Il sorriso del bambino nella culla ci stringa il cuore, perché molti bambini non sorrideranno la notte di Natale. Ci salga una vergogna immensa mentre doniamo giocattoli se non ci siamo domandati (e nulla abbiamo fatto di conseguenza) la provenienza di quegli oggetti. Che, per far divertire alcuni bambini, possono essere lacrime e sangue dello sfruttamento di migliaia di loro coetanei.

Le tenere braccia del Bambino non ci facciano mai, mai e poi mai dimenticare che molte mani stringono un fucile o si tendono verso la loro Madre in cerca di un cibo che non avranno mai.

A pochi passi da questo nuovo Natale, davanti alle sofferenze e alle ingiustizie, alle disumanità e alle crudeltà, c’è una sola realtà reale possibile. Davanti allo smarrimento, ad una barbarie e ad una mortifera e cruenta società in guerra, sempre più diseguale e incapace di chinarsi e guardare altrove, c’è solo uno sguardo possibile. Potremo tornare a sperare, la storia dell’umanità potrà ricominciare a camminare, quando la Storia sarà rovesciata. Quando sarà letta dai poveri e dai diseredati, quando sulle tavole del ricco epulone sederà il povero Lazzaro. Quando il destino non lo decideranno cravattari e affaristi senza scrupoli, burattini di lobby e rapaci interessi di pochi. Ma i poveri, gli ultimi, gli emarginati, i deboli e i sofferenti.

Ogni volta che attraversano la nostra quotidianità ci ricordano che esiste un’altra esistenza.
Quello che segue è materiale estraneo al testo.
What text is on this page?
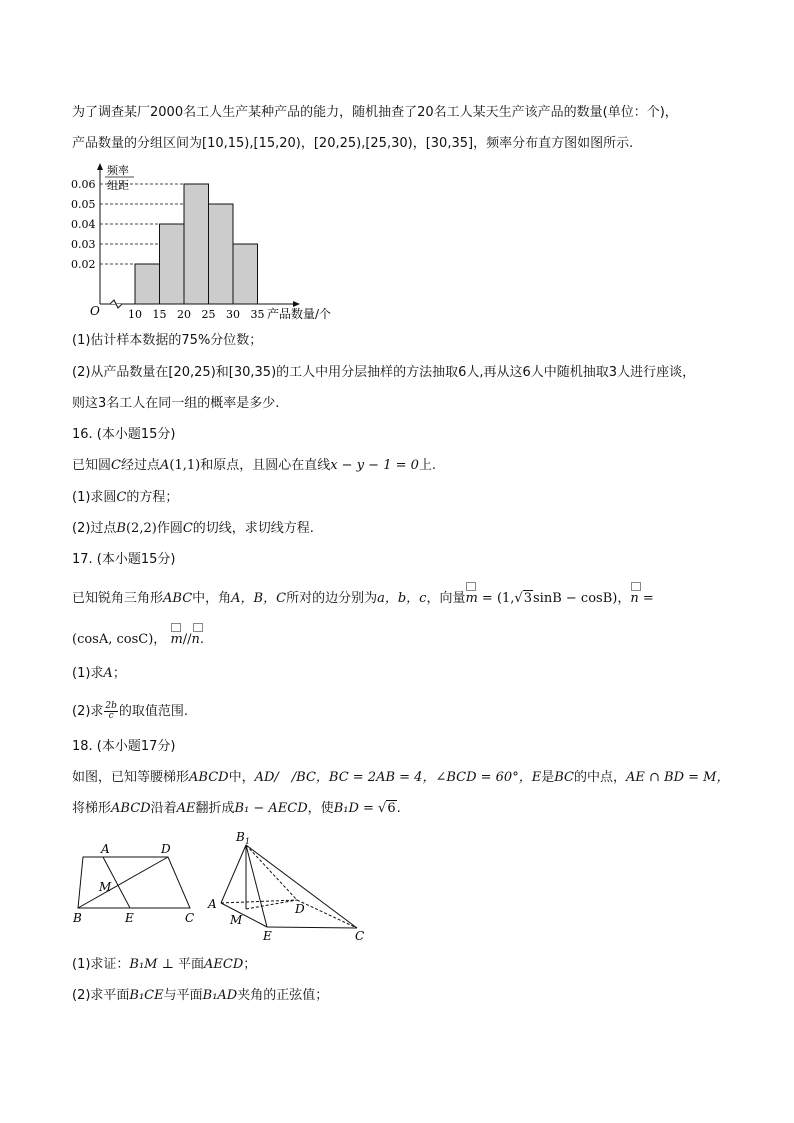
为了调查某厂2000名工人生产某种产品的能力，随机抽查了20名工人某天生产该产品的数量(单位：个)，
产品数量的分组区间为[10,15),[15,20)，[20,25),[25,30)，[30,35]，频率分布直方图如图所示.
频率
组距
0.02
0.03
0.04
0.05
0.06
10 15 20 25 30 35
O	产品数量/个
(1)估计样本数据的75%分位数；
(2)从产品数量在[20,25)和[30,35)的工人中用分层抽样的方法抽取6人,再从这6人中随机抽取3人进行座谈，
则这3名工人在同一组的概率是多少.
16. (本小题15分)
已知圆C经过点A(1,1)和原点，且圆心在直线x − y − 1 = 0上.
(1)求圆C的方程；
(2)过点B(2,2)作圆C的切线，求切线方程.
17. (本小题15分)
已知锐角三角形ABC中，角A，B，C所对的边分别为a，b，c，向量
m = (1,√3sinB − cosB)，
n =
(cosA, cosC)， m//
n.
(1)求A；
(2)求 $\frac{2b}{c}$ 的取值范围.
18. (本小题17分)
如图，已知等腰梯形ABCD中，AD/　/BC，BC = 2AB = 4，∠BCD = 60°，E是BC的中点，AE ∩ BD = M，
将梯形ABCD沿着AE翻折成B₁ − AECD，使B₁D = √6.
A	D
M
B	E	C
$B_1$
A	D
M
E	C
(1)求证：B₁M ⊥ 平面AECD；
(2)求平面B₁CE与平面B₁AD夹角的正弦值；
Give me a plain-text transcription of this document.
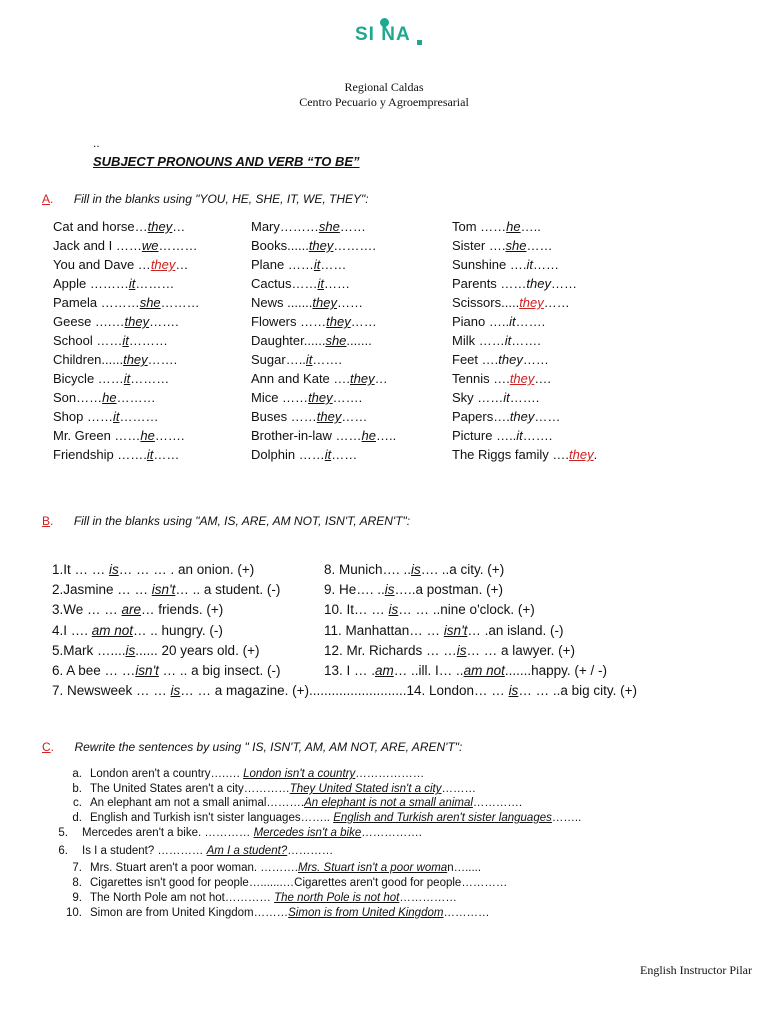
SI NA
Regional Caldas
Centro Pecuario y Agroempresarial
..
SUBJECT PRONOUNS AND VERB “TO BE”
A. Fill in the blanks using "YOU, HE, SHE, IT, WE, THEY":
Cat and horse…they…
Jack and I ……we………
You and Dave …they…
Apple ………it………
Pamela ………she………
Geese ….…they…….
School ……it………
Children......they…….
Bicycle ……it………
Son……he………
Shop ……it………
Mr. Green ……he…….
Friendship …….it……
Mary………she……
Books......they……….
Plane ……it……
Cactus……it……
News .......they……
Flowers ……they……
Daughter......she.......
Sugar…..it…….
Ann and Kate ….they…
Mice ……they…….
Buses ……they……
Brother-in-law ……he…..
Dolphin ……it……
Tom ……he…..
Sister ….she……
Sunshine ….it……
Parents ……they……
Scissors.....they……
Piano …..it…….
Milk ……it…….
Feet ….they……
Tennis ….they….
Sky ……it…….
Papers….they……
Picture …..it…….
The Riggs family ….they.
B. Fill in the blanks using "AM, IS, ARE, AM NOT, ISN'T, AREN'T":
1.It … … is… … … . an onion. (+)
2.Jasmine … … isn't… .. a student. (-)
3.We … … are… friends. (+)
4.I …. am not… .. hungry. (-)
5.Mark …....is...... 20 years old. (+)
6. A bee … …isn't … .. a big insect. (-)
8. Munich…. ..is…. ..a city. (+)
9. He…. ..is…..a postman. (+)
10. It… … is… … ..nine o'clock. (+)
11. Manhattan… … isn't… .an island. (-)
12. Mr. Richards … …is… … a lawyer. (+)
13. I … .am… ..ill. I… ..am not.......happy. (+ / -)
7. Newsweek … … is… … a magazine. (+)..........................14. London… … is… … ..a big city. (+)
C. Rewrite the sentences by using " IS, ISN'T, AM, AM NOT, ARE, AREN'T":
a. London aren't a country….…. London isn't a country………………
b. The United States aren't a city…………They United Stated isn't a city………
c. An elephant am not a small animal……….An elephant is not a small animal………….
d. English and Turkish isn't sister languages…….. English and Turkish aren't sister languages……..
5. Mercedes aren't a bike. ………… Mercedes isn't a bike…………….
6. Is I a student? ………… Am I a student?…………
7. Mrs. Stuart aren't a poor woman. ……….Mrs. Stuart isn't a poor woman….....
8. Cigarettes isn't good for people….......…Cigarettes aren't good for people…………
9. The North Pole am not hot………… The north Pole is not hot……………
10. Simon are from United Kingdom………Simon is from United Kingdom…………
English Instructor Pilar
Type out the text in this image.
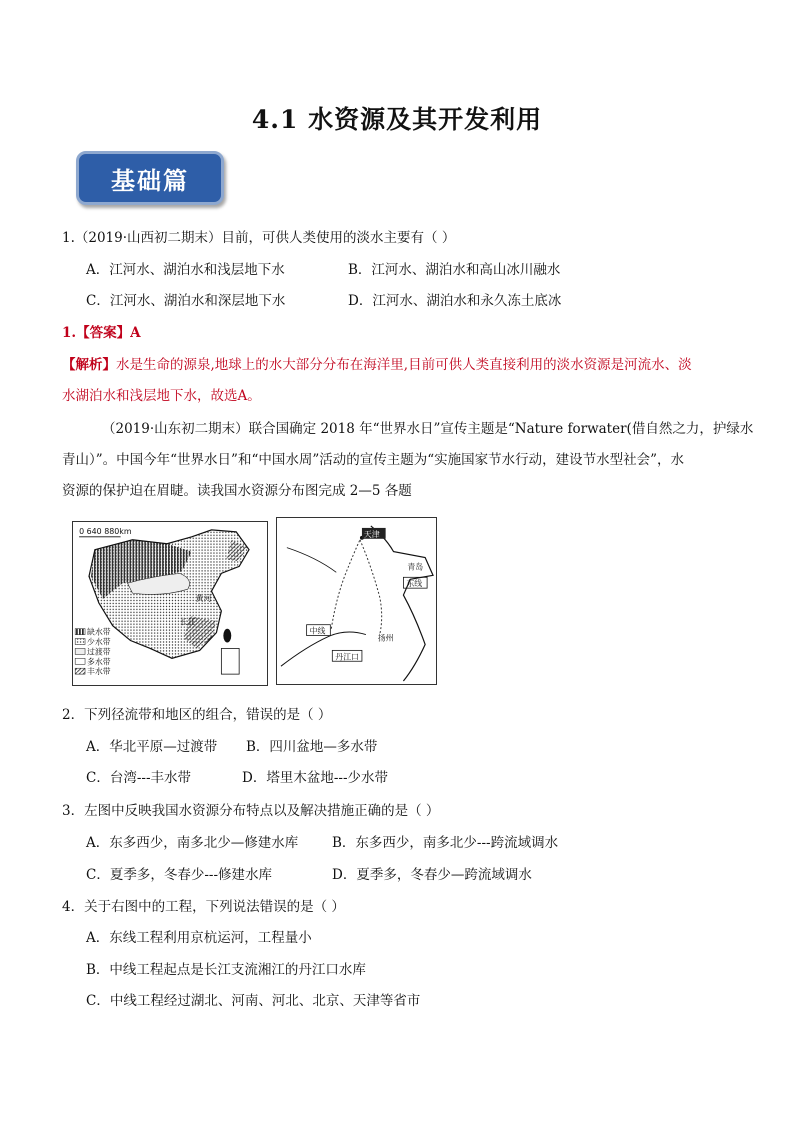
4.1 水资源及其开发利用
基础篇
1.（2019·山西初二期末）目前，可供人类使用的淡水主要有（ ）
A．江河水、湖泊水和浅层地下水	B．江河水、湖泊水和高山冰川融水
C．江河水、湖泊水和深层地下水	D．江河水、湖泊水和永久冻土底冰
1.【答案】A
【解析】水是生命的源泉,地球上的水大部分分布在海洋里,目前可供人类直接利用的淡水资源是河流水、淡
水湖泊水和浅层地下水，故选A。
（2019·山东初二期末）联合国确定 2018 年“世界水日”宣传主题是“Nature forwater(借自然之力，护绿水
青山）”。中国今年“世界水日”和“中国水周”活动的宣传主题为“实施国家节水行动，建设节水型社会”，水
资源的保护迫在眉睫。读我国水资源分布图完成 2—5 各题
0 640 880km
长江
黄河
缺水带
少水带
过渡带
多水带
丰水带
天津
青岛
东线
中线
丹江口
扬州
2．下列径流带和地区的组合，错误的是（ ）
A．华北平原—过渡带 B．四川盆地—多水带
C．台湾---丰水带	D．塔里木盆地---少水带
3．左图中反映我国水资源分布特点以及解决措施正确的是（ ）
A．东多西少，南多北少—修建水库	B．东多西少，南多北少---跨流域调水
C．夏季多，冬春少---修建水库	D．夏季多，冬春少—跨流域调水
4．关于右图中的工程，下列说法错误的是（ ）
A．东线工程利用京杭运河，工程量小
B．中线工程起点是长江支流湘江的丹江口水库
C．中线工程经过湖北、河南、河北、北京、天津等省市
Che è possibile ascoltare col cuore, gettare la nostra vita per qualcosa di più della carriera e dell’arrivismo, per meschini calcoli e vuote certezze che ci arricchiscono solo all’apparenza. Che si può vivere col cuore, ascoltare col cuore. E ogni volta che asciugheremo una lacrima, ogni volta che ci caricheremo di una croce, che ci renderemo conto che il dolore e la sofferenza degli altri non sono dolore e sofferenza a metà, saremo tornati umani. E avremo donato futuro e speranza a questa nostra società che non spera più. E dove il baratro si sta divorando tutto più di un buco nero.